The translator said she saw none of these things while working for Daisey.

Schmitz and This American Life host Ira Glass then confronted Daisey in an interview about the discrepancies between the translator's account of Daisey's trip to Shenzhen and his own.

During the interview, Daisey admitted to not actually talking to anyone poisoned with hexane.

"I met workers in, um, Hong Kong, going to Apple protests who had not been poisoned by hexane but had known people who had been, and it was a constant conversation among those workers," Daisey said.

Daisey also admitted to taking "shortcuts" in his work and apologized to Glass.

"My mistake, the mistake I truly regret, is that I had it on your show as journalism. And it's not journalism. It's theater."

As for the New York Times edit, a story Daisey wrote titled "Against Nostalgia" referred to an encounter he supposedly had with a man whose hand had been mangled manufacturing iPads. The Times removed the reference now that Daisey has come clean and admitted he never actually met such a person.

Apple was hit with a lot of bad press earlier this year surrounding worker conditions in its supply chain factories operated by Foxconn in China. The issue is not new.

For instance, in January, PCWorld covered a story about how 150 Foxconn workers staged a protest threatening to jump off a building if the company did not meet their compensation demands.

[See also: Foxconn Workers Stage Protest in Chinese City]

Also troubling: More than a dozen workers have attempted--and succeeded at--suicide by jumping from Foxconn buildings.

There is another side to the story, though.

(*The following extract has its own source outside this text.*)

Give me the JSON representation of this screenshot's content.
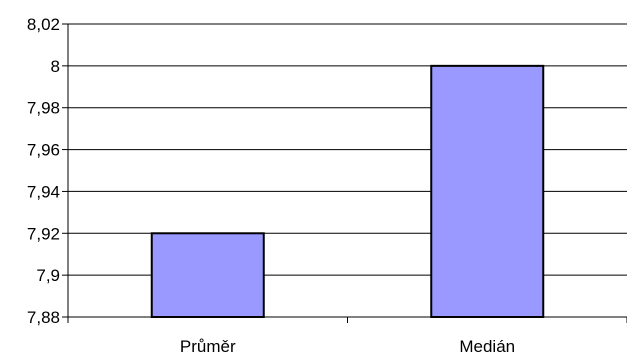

ABC's Nightline aired a report in February in which TV correspondent Bill Weir took cameras inside Foxconn and showed that young workers there mostly suffer from boredom more than anything else.

In the meantime, the Fair Labor Association has been conducting special voluntary audits of Apple's final assembly suppliers, including Foxconn factories in Shenzhen and Chengdu at Apple's request. The FLA has not yet released its findings.